Daily Family Worship

Isaiah 50: A Word for the Weary

by | Jun 18, 2023

isaiah 50

At the end of the last chapter, we examined some manifestations of our Lord’s tender love toward His people; and these are continued here in verses 1-3. God’s love will not permit Him to put His people away from Him. In the land of exile, Israel thought herself to be cut off from the Lord, her Husband. But here a challenge is given to these people to produce any evidence that the fault began on God’s side. They could not say that He had done them any wrong or had acted arbitrarily; He had not given them any bill of divorce. It was true that they were in a state of separation from Him, but who was really at fault? The Lord shows them that they themselves were the authors of their lamentable condition. “Behold, for your iniquities” – for the imaginary pleasure of them, and the gratification of your own wicked lusts – “you have sold yourselves!” God had even come and offered them His favor and His helping hand, to prevent their trouble or to deliver them out of it; but they slighted Him and all the offers of His grace. He came to them by His servants, the prophets; He sent them His messengers, rising up early and sending them; He called to them to leave their sins, and thereby to prevent their own ruin. But there were none who had any regard to the warnings which the prophets gave them. When God calls people to happiness, and they will not answer, it is their own fault if they are left to be miserable.

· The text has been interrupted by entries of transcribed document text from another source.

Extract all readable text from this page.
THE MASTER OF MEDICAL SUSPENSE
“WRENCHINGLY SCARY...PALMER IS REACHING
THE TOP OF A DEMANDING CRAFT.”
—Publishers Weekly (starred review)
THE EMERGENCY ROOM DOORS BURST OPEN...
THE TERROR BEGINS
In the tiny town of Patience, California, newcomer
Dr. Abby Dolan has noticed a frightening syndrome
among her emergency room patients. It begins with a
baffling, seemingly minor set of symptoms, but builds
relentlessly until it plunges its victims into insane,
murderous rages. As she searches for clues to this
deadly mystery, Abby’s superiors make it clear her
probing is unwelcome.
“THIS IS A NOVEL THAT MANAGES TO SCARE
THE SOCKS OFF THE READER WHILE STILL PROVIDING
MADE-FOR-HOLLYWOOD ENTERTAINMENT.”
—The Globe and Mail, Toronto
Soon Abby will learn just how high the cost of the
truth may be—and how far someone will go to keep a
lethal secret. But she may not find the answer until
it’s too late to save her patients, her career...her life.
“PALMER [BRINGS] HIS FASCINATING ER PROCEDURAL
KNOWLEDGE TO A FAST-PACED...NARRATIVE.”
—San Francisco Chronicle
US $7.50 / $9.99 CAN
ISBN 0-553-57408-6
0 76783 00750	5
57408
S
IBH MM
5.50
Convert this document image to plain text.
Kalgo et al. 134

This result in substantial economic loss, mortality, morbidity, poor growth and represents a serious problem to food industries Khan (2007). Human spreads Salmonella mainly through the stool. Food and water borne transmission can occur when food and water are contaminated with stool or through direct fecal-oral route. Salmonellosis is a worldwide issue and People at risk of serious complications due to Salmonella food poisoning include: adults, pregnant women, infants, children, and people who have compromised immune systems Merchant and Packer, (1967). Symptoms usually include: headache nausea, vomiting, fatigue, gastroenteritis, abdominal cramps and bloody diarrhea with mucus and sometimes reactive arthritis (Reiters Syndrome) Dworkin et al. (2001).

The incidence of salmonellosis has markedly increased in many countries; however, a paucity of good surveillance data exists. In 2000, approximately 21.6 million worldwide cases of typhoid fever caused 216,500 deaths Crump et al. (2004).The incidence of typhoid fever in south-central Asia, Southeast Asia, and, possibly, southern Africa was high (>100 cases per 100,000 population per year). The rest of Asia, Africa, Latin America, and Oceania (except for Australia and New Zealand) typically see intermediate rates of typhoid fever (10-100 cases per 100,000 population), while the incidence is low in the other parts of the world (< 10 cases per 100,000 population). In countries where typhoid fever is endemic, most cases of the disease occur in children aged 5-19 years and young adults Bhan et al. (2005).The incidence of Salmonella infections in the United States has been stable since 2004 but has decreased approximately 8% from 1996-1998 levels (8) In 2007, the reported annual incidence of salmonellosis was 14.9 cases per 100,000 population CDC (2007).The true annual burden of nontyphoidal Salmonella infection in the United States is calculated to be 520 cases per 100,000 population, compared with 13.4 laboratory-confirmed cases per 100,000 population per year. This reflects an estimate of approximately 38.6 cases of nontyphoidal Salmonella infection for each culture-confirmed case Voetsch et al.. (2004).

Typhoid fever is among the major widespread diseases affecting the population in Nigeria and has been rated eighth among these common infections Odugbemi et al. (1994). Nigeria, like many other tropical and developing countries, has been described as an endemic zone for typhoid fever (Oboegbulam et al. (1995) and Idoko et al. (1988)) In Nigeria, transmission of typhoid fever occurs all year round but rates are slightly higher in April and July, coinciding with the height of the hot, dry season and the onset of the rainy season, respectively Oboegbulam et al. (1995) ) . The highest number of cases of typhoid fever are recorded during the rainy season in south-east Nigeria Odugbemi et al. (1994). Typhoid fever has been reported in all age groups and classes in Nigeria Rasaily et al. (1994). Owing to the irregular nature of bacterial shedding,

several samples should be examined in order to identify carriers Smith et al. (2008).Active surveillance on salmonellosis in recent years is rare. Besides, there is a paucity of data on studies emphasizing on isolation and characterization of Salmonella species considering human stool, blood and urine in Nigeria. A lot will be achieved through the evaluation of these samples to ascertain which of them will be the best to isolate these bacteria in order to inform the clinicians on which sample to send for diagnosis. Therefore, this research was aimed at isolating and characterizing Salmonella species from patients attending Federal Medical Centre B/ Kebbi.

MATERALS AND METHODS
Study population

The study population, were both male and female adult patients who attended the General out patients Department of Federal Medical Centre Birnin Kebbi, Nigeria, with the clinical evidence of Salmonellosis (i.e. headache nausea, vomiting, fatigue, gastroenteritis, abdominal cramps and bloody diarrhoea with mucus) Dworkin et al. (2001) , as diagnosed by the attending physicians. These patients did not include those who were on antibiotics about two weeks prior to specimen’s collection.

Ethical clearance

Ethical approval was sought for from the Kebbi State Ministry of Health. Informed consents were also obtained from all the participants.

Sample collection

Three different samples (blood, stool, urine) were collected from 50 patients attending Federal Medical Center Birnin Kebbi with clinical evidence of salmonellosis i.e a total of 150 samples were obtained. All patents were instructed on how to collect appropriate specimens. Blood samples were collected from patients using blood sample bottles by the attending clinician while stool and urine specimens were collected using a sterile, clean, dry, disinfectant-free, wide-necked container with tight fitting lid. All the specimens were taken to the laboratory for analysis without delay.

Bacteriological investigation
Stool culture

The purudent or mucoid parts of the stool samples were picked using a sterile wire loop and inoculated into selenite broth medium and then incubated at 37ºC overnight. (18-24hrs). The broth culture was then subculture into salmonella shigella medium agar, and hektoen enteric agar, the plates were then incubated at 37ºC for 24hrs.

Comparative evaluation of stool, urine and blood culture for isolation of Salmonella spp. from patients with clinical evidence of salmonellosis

The unbelieving Jews in Babylon thought they were not delivered because their God was not able to deliver them; but it is made clear here that it was not because of any lack of power in Jehovah, for He is Almighty! Says the Lord, “Is my hand shortened at all, or is it weakened?” Can any limits be set to Omnipotence? Cannot the great Redeemer do the work of redemption? In order to forever put to silence their doubts concerning His power, He here gives unquestionable proofs of it in verses 2 and 3. When He pleases, He can eclipse the lights of heaven and clothe them with blackness, and He can dry up the seas and make the rivers a wilderness. He did so for Israel when He brought them out of Egypt, and He could do so again for their return out of Babylon.

Now, beginning in verse 4, the Lord’s Servant – Christ, the Messiah – is prophetically represented as speaking; and He acknowledges His readiness to carry out the commission which His Father had given Him. “The Lord God hath given me the tongue of the learned, that I should know how to speak a word in season to him that is weary” (verse 4). Ever since sin entered the world, people have been weary! “Weary” denotes a class to which a multitude belong that no man can number, from every tribe and nation. There is physical weariness – suffered by the laborer in his place of toil, or by the seamstress working far into the night by the dim candle, or by the mother watching over her sick baby. There is mental weariness – where the imagination can no longer summon images of beauty to the brain; or when the intellect refuses to follow another argument, read another page, or add up another column. There is heart-weariness – waiting in vain for a word or a letter so long expected, or for the returning step of a prodigal child. Not to mention the weariness of the inner conflict, from striving day by day against the selfishness and waywardness of the soul; or the weariness of laboring for the cause of Christ, and experiencing the perpetual chafe of human sorrow, sin, and need. If only we could make one brilliant assault upon the powers of evil, which would forever quell their might – who would not accept that as a most blessed gift of God? But instead of this, we are engaged in a conflict which is tedious, incessant, and terribly wearing! If we defeat our enemy today, he will be ready to meet us again tomorrow with equal or greater force. If we conquer him in one thing, he will immediately disguise himself in another. Thus, beneath the long ordeal, our heart and our flesh fail; and we sigh for the place over whose portal, Christ has written, “Come unto me, all ye that labor and are heavy-laden, and I will give you rest!”

In one way or another, all souls grow weary at some part of their life. There is nothing new in this, but the great novelty consists in the infinite care that the Lord takes of those who are weary! There is nothing like it outside the Bible and the literature to which it has given birth. Countless scores of weary people have fallen out of the march of human life, and lie stretched upon the scorching sand – doomed to expire from fatigue and thirst. But God – the High and Holy One, Who inhabits eternity – stoops to the need of the weaklings! He expends His care upon the lame, the halt, the maimed, and the blind. He adopts into His family those who have been rejected for their deformities. He gathers up the broken fragments. He tills the barren ground. He seeks out the orphans and the destitute, whom no one else invites to their tables; and He is perpetually engaged in caring for each weary heart. This God is ours forever, and He is unrivaled in His tender love and pity!

But the deep tenderness of the Lord for every tired atom of humanity would have been hidden from our knowledge, if it had not been for His Servant Who speaks in this chapter. No one ever comforted the weary like He did! He could not look upon a great multitude – distressed and scattered, like sheep not having a shepherd – without being moved with compassion for them, and ministering to them as only He could. And He still does the same for His weary sons and daughters today! Blessed be His name!

All praises to You, O Lord; for even though You are full of Almighty power and strength, yet You stoop to help the needs of those who are weak and weary! Amen.